You can use abstract type members instead of generic type parameters if you don't want to bind a specific Product at that point of declaration:

trait Hash {
  type U
  type V
  def hash(u: U): V
}

trait Product {
  type Hasher <: Hash

  val key: Hasher#U
  def hashKey: Hasher#V
}

trait ProductReader[P <: Product] {
  def getByKey(key: P#Hasher#U): P
  def getByHashed(hash: P#Hasher#V): P
}

object MyHash extends Hash {
  override type U = String
  override type V = Long

  def hash(key: String): Long = ???
}

class MyProduct(val hasher: MyHash.type) extends Product {
  override type Hasher = hasher.type

  def hashKey: Long = MyHash.hash(key)
  override val key: String = "MyProduct"
}

class MyProductReader extends ProductReader[MyProduct] {
  override def getByKey(key: String): MyProduct = ???
  override def getByHashed(hash: Long): MyProduct = ???
}

An additional approach would be adding an additional type parameter. It really depends on your flavor, and I think using a type member in this case ends up being less verbose.

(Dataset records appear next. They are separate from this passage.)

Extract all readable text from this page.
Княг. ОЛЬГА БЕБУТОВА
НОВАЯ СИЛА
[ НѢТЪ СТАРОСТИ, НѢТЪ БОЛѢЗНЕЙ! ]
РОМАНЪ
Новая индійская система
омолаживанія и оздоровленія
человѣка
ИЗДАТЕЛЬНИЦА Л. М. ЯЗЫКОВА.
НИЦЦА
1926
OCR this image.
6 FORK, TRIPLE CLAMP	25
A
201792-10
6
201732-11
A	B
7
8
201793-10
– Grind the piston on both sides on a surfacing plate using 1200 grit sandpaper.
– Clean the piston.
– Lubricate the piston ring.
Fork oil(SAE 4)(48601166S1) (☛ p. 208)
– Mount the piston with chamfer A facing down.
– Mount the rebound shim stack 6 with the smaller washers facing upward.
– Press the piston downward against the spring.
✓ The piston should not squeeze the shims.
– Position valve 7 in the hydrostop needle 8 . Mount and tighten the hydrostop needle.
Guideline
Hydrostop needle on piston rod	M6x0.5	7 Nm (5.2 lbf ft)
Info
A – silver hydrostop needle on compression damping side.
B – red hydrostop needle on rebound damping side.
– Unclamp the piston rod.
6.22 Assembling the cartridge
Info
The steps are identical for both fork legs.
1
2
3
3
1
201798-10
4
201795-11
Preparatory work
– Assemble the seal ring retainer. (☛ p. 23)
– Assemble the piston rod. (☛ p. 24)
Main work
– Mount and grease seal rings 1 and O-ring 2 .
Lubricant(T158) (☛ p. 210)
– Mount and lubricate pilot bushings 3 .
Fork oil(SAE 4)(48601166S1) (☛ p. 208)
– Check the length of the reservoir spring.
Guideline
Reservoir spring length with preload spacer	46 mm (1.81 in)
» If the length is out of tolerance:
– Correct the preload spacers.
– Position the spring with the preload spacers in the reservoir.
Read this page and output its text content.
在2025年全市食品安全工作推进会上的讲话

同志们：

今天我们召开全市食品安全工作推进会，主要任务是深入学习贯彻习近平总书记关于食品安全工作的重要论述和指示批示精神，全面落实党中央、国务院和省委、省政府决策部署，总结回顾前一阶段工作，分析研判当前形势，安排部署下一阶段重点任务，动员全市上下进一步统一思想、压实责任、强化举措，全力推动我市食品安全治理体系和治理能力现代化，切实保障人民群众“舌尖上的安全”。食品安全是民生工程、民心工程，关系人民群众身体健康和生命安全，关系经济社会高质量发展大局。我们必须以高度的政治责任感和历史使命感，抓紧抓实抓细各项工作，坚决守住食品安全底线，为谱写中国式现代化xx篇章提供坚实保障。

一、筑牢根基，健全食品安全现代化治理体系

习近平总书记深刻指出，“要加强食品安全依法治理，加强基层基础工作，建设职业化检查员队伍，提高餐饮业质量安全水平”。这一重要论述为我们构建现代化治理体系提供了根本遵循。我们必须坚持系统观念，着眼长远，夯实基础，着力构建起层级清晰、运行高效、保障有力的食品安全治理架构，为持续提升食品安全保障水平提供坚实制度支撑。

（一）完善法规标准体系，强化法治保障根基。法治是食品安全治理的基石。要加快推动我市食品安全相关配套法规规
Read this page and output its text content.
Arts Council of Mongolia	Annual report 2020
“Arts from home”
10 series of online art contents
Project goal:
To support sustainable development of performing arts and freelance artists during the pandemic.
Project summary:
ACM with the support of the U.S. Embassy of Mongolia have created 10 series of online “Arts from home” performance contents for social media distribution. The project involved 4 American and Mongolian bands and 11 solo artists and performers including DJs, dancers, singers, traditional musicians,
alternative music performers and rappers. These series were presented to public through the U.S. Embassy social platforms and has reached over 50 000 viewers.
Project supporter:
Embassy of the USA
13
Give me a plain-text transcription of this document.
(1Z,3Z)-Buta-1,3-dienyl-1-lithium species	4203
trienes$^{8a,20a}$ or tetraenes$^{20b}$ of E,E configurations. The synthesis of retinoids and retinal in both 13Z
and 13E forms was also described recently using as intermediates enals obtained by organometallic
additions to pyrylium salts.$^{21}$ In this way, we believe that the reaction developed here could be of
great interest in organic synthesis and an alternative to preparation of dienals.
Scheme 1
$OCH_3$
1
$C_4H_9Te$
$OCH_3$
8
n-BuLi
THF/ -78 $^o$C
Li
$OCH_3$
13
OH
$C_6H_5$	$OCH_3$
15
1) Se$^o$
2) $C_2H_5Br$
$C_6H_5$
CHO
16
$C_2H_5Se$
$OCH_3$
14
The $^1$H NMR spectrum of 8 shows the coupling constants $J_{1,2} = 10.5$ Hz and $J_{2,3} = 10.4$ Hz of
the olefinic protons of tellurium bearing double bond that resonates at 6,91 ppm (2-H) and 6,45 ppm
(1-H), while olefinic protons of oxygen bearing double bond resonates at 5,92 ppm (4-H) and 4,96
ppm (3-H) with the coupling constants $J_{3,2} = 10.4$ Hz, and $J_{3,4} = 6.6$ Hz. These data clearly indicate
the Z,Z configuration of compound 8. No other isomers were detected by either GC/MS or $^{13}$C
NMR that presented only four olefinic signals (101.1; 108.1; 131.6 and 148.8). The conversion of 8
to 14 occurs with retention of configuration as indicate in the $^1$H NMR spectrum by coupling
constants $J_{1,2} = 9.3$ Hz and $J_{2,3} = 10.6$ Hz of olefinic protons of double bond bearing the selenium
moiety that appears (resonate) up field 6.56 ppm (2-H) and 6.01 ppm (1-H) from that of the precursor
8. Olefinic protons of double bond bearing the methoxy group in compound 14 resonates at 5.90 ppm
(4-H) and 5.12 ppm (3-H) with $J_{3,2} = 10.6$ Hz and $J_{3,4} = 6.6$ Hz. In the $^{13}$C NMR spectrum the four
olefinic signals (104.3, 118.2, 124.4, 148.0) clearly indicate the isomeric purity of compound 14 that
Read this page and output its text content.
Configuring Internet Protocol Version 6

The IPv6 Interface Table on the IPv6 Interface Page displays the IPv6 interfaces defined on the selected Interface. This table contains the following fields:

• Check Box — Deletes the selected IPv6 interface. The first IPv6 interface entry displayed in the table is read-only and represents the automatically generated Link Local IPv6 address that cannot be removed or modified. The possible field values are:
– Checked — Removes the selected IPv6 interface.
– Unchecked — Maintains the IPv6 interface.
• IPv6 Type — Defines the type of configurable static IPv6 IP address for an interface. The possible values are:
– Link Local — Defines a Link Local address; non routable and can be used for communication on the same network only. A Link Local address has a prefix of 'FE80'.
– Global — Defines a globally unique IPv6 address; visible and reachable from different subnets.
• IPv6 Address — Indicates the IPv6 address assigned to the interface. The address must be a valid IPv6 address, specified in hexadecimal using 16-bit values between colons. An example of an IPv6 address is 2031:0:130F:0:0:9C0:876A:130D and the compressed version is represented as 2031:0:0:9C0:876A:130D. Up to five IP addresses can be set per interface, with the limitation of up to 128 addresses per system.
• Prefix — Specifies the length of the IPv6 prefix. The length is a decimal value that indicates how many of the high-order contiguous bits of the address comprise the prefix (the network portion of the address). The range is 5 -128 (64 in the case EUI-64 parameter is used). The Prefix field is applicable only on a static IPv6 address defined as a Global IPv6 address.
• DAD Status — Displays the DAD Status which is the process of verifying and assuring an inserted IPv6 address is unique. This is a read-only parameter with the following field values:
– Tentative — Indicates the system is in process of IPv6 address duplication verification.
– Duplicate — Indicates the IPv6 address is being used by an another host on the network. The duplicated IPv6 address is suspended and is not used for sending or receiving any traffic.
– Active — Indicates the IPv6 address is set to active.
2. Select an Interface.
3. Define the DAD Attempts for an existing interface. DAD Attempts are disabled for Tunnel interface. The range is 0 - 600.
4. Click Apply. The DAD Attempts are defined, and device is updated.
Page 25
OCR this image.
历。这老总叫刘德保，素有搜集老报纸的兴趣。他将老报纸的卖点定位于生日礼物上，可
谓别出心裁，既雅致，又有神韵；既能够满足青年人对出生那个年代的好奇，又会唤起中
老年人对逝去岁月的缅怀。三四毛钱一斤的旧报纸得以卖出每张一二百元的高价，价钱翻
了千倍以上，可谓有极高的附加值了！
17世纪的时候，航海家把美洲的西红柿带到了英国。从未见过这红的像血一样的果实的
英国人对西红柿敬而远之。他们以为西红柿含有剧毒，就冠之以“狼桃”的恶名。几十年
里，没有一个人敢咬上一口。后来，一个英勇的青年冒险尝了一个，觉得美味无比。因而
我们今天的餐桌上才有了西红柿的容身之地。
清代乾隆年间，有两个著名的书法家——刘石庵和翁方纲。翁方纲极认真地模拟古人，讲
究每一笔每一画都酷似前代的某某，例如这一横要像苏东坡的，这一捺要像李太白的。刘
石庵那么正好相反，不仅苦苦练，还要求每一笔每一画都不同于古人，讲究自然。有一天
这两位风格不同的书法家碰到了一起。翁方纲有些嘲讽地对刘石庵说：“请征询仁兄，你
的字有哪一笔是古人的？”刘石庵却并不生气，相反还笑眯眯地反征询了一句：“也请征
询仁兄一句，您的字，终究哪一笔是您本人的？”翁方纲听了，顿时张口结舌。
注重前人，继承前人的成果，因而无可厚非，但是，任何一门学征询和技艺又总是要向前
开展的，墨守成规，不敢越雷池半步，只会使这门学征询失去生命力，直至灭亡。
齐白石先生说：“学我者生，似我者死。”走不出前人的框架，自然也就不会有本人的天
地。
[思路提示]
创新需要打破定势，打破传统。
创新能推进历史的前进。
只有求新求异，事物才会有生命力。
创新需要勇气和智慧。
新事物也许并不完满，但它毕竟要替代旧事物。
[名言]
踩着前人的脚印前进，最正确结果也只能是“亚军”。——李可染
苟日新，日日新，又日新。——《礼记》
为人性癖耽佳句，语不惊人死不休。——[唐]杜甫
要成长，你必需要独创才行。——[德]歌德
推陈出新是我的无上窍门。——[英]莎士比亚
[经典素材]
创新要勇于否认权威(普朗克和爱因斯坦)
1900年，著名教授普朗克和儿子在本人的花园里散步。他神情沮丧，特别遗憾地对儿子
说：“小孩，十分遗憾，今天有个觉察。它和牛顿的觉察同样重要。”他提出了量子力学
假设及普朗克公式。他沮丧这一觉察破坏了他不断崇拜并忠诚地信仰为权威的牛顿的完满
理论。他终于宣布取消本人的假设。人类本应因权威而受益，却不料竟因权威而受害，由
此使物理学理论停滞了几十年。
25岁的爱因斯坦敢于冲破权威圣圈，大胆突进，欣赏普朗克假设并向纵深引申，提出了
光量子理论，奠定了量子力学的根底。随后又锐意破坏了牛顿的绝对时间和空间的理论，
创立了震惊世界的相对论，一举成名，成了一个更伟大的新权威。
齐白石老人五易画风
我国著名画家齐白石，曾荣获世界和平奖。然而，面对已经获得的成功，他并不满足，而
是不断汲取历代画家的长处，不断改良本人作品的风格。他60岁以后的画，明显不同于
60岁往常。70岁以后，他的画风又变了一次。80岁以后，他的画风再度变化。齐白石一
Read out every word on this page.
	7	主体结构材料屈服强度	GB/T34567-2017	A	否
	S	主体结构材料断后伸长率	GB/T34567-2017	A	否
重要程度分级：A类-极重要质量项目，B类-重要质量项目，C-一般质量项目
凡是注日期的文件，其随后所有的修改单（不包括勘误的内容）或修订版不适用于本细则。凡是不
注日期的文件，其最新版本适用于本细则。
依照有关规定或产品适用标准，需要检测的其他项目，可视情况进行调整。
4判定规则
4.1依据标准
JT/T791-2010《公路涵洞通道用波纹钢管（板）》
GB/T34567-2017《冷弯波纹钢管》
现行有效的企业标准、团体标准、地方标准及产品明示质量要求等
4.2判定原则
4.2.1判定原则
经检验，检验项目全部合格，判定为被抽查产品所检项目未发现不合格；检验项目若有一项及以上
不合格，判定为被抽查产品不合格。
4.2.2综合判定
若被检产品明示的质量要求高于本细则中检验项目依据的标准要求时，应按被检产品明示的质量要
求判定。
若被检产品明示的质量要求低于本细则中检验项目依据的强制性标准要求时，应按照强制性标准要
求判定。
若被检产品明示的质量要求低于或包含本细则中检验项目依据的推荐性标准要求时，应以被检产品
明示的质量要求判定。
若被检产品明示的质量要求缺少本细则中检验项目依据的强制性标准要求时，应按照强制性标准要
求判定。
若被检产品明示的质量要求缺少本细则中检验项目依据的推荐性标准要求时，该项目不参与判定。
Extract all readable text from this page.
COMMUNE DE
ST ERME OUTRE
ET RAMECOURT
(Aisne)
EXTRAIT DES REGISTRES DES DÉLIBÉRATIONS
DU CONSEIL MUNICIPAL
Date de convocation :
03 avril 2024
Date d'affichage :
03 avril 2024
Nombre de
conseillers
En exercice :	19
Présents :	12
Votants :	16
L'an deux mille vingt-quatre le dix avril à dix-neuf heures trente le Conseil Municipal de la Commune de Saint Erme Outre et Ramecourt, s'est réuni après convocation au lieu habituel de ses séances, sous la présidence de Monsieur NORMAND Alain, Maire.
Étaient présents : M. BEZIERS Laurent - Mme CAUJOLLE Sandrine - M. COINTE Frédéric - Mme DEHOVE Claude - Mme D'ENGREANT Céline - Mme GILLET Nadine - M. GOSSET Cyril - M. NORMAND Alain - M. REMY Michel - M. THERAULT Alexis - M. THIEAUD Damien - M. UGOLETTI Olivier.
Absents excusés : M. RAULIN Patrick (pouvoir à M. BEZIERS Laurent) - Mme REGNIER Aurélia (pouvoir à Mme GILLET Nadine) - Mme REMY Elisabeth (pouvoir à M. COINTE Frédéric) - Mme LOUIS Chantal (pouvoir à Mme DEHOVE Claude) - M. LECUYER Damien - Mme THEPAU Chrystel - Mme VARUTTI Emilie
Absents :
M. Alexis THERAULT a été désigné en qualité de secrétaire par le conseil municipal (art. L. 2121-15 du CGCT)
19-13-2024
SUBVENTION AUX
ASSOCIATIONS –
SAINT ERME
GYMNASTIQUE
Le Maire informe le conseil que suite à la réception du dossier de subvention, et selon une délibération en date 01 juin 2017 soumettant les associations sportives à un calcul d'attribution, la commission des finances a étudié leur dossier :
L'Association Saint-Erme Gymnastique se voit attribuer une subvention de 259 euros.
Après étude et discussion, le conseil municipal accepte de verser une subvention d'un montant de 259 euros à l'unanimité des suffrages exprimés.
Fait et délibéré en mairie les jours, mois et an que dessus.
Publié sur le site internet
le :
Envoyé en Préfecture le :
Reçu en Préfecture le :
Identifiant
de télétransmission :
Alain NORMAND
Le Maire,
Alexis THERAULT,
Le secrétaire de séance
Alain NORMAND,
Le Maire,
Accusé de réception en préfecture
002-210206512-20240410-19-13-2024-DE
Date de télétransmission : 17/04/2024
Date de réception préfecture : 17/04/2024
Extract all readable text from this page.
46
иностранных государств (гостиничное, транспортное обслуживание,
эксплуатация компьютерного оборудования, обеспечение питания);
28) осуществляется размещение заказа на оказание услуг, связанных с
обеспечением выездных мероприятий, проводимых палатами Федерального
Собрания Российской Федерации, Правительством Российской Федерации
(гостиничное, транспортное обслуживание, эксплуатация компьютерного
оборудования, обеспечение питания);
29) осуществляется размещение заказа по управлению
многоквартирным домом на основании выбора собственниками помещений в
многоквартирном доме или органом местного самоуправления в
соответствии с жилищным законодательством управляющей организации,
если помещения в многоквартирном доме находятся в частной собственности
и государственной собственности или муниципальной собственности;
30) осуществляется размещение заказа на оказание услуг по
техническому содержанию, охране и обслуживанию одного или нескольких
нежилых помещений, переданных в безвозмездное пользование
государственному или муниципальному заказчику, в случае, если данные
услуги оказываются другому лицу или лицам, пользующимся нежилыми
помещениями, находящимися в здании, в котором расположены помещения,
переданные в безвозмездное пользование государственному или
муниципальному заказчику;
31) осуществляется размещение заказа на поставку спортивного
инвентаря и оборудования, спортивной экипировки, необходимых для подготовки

You can add a second parameter type to ProductReader

trait Hash {
  type U
  type V
  def hash(u:U) : V
}

trait Product[hasher <: Hash] { 
   val key : hasher#U
   // hasher.hash(x : U) => V
   def hashKey : hasher#V
}

trait ProductReader[hasher <: Hash, product <: Product[hasher]] { 
   def getByKey(key : hasher#U) : product
   def getByHashed(hash : hasher#V) : product
}

Now, with your sample usage :

object MyHash extends Hash {
  type U = String
  type V = Long
  def hash(key : String) : Long = key.toLong
}

class MyProduct(val hasher: MyHash.type) extends Product[MyHash.type] {
  def hashKey: Long = hasher.hash(key)

  val key: String = "MyProduct"
}

class MyProductReader extends ProductReader[MyHash.type, MyProduct] {
   def getByKey(key : String) : MyProduct = ???
   def getByHashed(hash : Long) : MyProduct = ???